The official reason why the platform has been closed
On April 4, Paxful announced that it would shut down. The company’s co-founder and CEO Ray Youssef said that the company had faced “key staff departures” and “regulatory challenges.” However, both he and Ray Schaback acknowledge that the actual reason of the company’s meltdown is their poor relationship. The two co-founders are currently suing each other in a series of legal disputes.
Unprofessional management
Former employees claim that Paxful had long suffered from management mistakes, including favoritism, chaotic dismissals, excessive travel spending, and even the use of cannabis by Ray Youssef.
Schaback co-founded Paxful, owned 50% of its Class B shares and served as its chief operating officer (COO). Currently, he is suing Youssef in Delaware Chancery Court, claiming that the other co-founder limited his access to company resources and information while he was on parental leave and accusing Youssef and other managers of plundering the company budget.

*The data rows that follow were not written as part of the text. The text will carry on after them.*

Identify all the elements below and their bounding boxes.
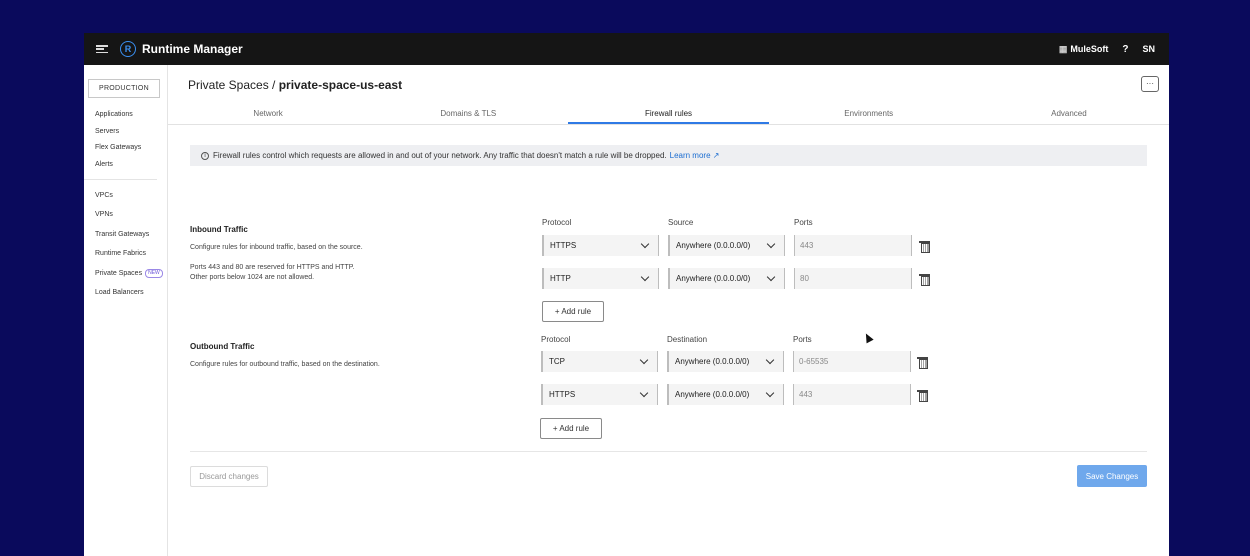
sidebar-item-vpns[interactable]: VPNs <box>95 206 167 226</box>
inbound-col-ports: Ports <box>794 218 813 227</box>
delete-rule-icon[interactable] <box>917 357 928 369</box>
inbound-ports-input[interactable]: 443 <box>794 235 912 256</box>
info-banner: i Firewall rules control which requests … <box>190 145 1147 166</box>
new-badge: NEW <box>145 269 163 279</box>
banner-text: Firewall rules control which requests ar… <box>213 151 667 160</box>
discard-changes-button[interactable]: Discard changes <box>190 466 268 487</box>
inbound-title: Inbound Traffic <box>190 225 248 234</box>
outbound-protocol-select[interactable]: TCP <box>541 351 658 372</box>
breadcrumb-current: private-space-us-east <box>278 78 403 92</box>
tab-domains-tls[interactable]: Domains & TLS <box>368 105 568 124</box>
inbound-source-select[interactable]: Anywhere (0.0.0.0/0) <box>668 235 785 256</box>
select-value: HTTPS <box>549 390 576 399</box>
inbound-note-2: Other ports below 1024 are not allowed. <box>190 274 315 281</box>
inbound-add-rule-button[interactable]: + Add rule <box>542 301 604 322</box>
runtime-manager-logo-icon: R <box>120 41 136 57</box>
select-value: Anywhere (0.0.0.0/0) <box>675 390 750 399</box>
breadcrumb-parent[interactable]: Private Spaces / <box>188 78 275 92</box>
delete-rule-icon[interactable] <box>917 390 928 402</box>
external-link-icon: ↗ <box>712 151 720 160</box>
outbound-col-protocol: Protocol <box>541 335 571 344</box>
outbound-destination-select[interactable]: Anywhere (0.0.0.0/0) <box>667 384 784 405</box>
environment-button[interactable]: PRODUCTION <box>88 79 160 98</box>
tab-firewall-rules[interactable]: Firewall rules <box>568 105 769 124</box>
outbound-col-destination: Destination <box>667 335 708 344</box>
inbound-note-1: Ports 443 and 80 are reserved for HTTPS … <box>190 264 355 271</box>
sidebar-divider <box>84 179 157 180</box>
sidebar-item-runtime-fabrics[interactable]: Runtime Fabrics <box>95 245 167 265</box>
sidebar-item-label: Private Spaces <box>95 269 143 277</box>
footer-divider <box>190 451 1147 452</box>
top-bar-actions: ▦ MuleSoft ? SN <box>1059 33 1155 65</box>
outbound-title: Outbound Traffic <box>190 342 255 351</box>
select-value: Anywhere (0.0.0.0/0) <box>676 241 751 250</box>
app-window: R Runtime Manager ▦ MuleSoft ? SN PRODUC… <box>84 33 1169 556</box>
user-avatar[interactable]: SN <box>1142 44 1155 54</box>
chevron-down-icon <box>765 355 775 365</box>
outbound-section: Outbound Traffic Configure rules for out… <box>190 342 380 370</box>
main-content: Private Spaces / private-space-us-east ·… <box>168 65 1169 556</box>
sidebar-group-network: VPCs VPNs Transit Gateways Runtime Fabri… <box>95 186 167 303</box>
sidebar-item-applications[interactable]: Applications <box>95 107 167 124</box>
org-name: MuleSoft <box>1070 44 1109 54</box>
sidebar-item-transit-gateways[interactable]: Transit Gateways <box>95 225 167 245</box>
learn-more-link[interactable]: Learn more ↗ <box>670 151 720 160</box>
inbound-protocol-select[interactable]: HTTPS <box>542 235 659 256</box>
outbound-protocol-select[interactable]: HTTPS <box>541 384 658 405</box>
sidebar-nav: Applications Servers Flex Gateways Alert… <box>84 107 167 303</box>
app-title: Runtime Manager <box>142 42 243 56</box>
sidebar: PRODUCTION Applications Servers Flex Gat… <box>84 65 168 556</box>
inbound-section: Inbound Traffic Configure rules for inbo… <box>190 225 363 283</box>
outbound-description: Configure rules for outbound traffic, ba… <box>190 361 380 368</box>
inbound-col-protocol: Protocol <box>542 218 572 227</box>
tab-advanced[interactable]: Advanced <box>969 105 1169 124</box>
inbound-source-select[interactable]: Anywhere (0.0.0.0/0) <box>668 268 785 289</box>
tab-bar: Network Domains & TLS Firewall rules Env… <box>168 105 1169 125</box>
select-value: HTTPS <box>550 241 577 250</box>
select-value: TCP <box>549 357 565 366</box>
chevron-down-icon <box>765 388 775 398</box>
chevron-down-icon <box>640 239 650 249</box>
top-bar: R Runtime Manager ▦ MuleSoft ? SN <box>84 33 1169 65</box>
delete-rule-icon[interactable] <box>919 241 930 253</box>
chevron-down-icon <box>766 272 776 282</box>
inbound-col-source: Source <box>668 218 694 227</box>
chevron-down-icon <box>639 355 649 365</box>
outbound-col-ports: Ports <box>793 335 812 344</box>
page-title: Private Spaces / private-space-us-east <box>188 78 402 92</box>
select-value: Anywhere (0.0.0.0/0) <box>675 357 750 366</box>
select-value: HTTP <box>550 274 571 283</box>
sidebar-item-private-spaces[interactable]: Private Spaces NEW <box>95 264 167 284</box>
sidebar-item-vpcs[interactable]: VPCs <box>95 186 167 206</box>
page-header: Private Spaces / private-space-us-east ·… <box>168 65 1169 105</box>
chevron-down-icon <box>640 272 650 282</box>
inbound-ports-input[interactable]: 80 <box>794 268 912 289</box>
learn-more-label: Learn more <box>669 151 711 160</box>
inbound-protocol-select[interactable]: HTTP <box>542 268 659 289</box>
org-switcher[interactable]: ▦ MuleSoft <box>1059 44 1109 55</box>
menu-icon[interactable] <box>96 43 108 55</box>
delete-rule-icon[interactable] <box>919 274 930 286</box>
chevron-down-icon <box>766 239 776 249</box>
outbound-destination-select[interactable]: Anywhere (0.0.0.0/0) <box>667 351 784 372</box>
select-value: Anywhere (0.0.0.0/0) <box>676 274 751 283</box>
outbound-ports-input[interactable]: 0-65535 <box>793 351 911 372</box>
sidebar-item-flex-gateways[interactable]: Flex Gateways <box>95 140 167 157</box>
tab-environments[interactable]: Environments <box>769 105 969 124</box>
help-icon[interactable]: ? <box>1122 44 1128 55</box>
chevron-down-icon <box>639 388 649 398</box>
sidebar-item-load-balancers[interactable]: Load Balancers <box>95 284 167 304</box>
more-options-button[interactable]: ··· <box>1141 76 1159 92</box>
save-changes-button[interactable]: Save Changes <box>1077 465 1147 487</box>
outbound-add-rule-button[interactable]: + Add rule <box>540 418 602 439</box>
inbound-description: Configure rules for inbound traffic, bas… <box>190 244 363 251</box>
info-icon: i <box>201 151 209 160</box>
sidebar-item-alerts[interactable]: Alerts <box>95 157 167 174</box>
tab-network[interactable]: Network <box>168 105 368 124</box>
building-icon: ▦ <box>1058 43 1068 54</box>
outbound-ports-input[interactable]: 443 <box>793 384 911 405</box>
sidebar-item-servers[interactable]: Servers <box>95 124 167 141</box>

“Mr. Youssef took unilateral action to permanently shut down Paxful. His plan has been going for the better part of 15 months, but thanks to our civil proceedings in the United States, his plan was discovered and thwarted,” said Schaback.
Youssef, on the other hand, has claimed that Schaback was dismissed for “incompetence and bad behavior” and that Schaback’s lawsuit had facilitated the decision to shut down.
“It was clear to everyone at the company that Schaback did not have any understanding of what a COO was supposed to do,” Youssef’s lawyers stated in a March 17 filing in the Delaware case.
According to Schaback, Paxful is still a viable enterprise. He asked the courts to appoint a custodian who could assume control of the company’s assets. Both co-founders confirmed on April 7 that a custodian had indeed been appointed in a hearing the day before, even though there is little additional information.
Illegal connections
In his lawsuit, Schaback even accused Youssef of “an illegal plan to avoid international sanctions on transactions into and out of Russia.”
Youssef allegedly transferred large sums in bitcoin to Russian entities affiliated with Paxful and established “Dekslektika” — a new entity for Paxful’s employees and operations in Russia. The organizations were managed by two individuals not related to Paxful.

“Youssef and his cohorts conceived of and formed Dekslektika as part of an illegal plan to avoid international sanctions on transactions into and out of Russia,” Schaback said. He claimed that his partners had planned to allow illegal bitcoin transfers to and out of Russia while avoiding sanction violations. Youssef denies that.
A lesson for startups
The main problem was the company’s duarchy.
“Paxful has a two-member board, and Youssef and Schaback have served as Paxful’s two directors since the company’s founding. There is a two-thirds director vote requirement for the board to act. Thus, as Youssef and Schaback are Paxful’s only directors, both directors must vote in favor of an action presented for board approval for it to be valid,” Youssef stated in the Delaware case.
The following conclusion has been made: “Youssef and Schaback are therefore on the road to being hopelessly deadlocked as Class B stockholders and co-directors regarding the proper course of action for Paxful.”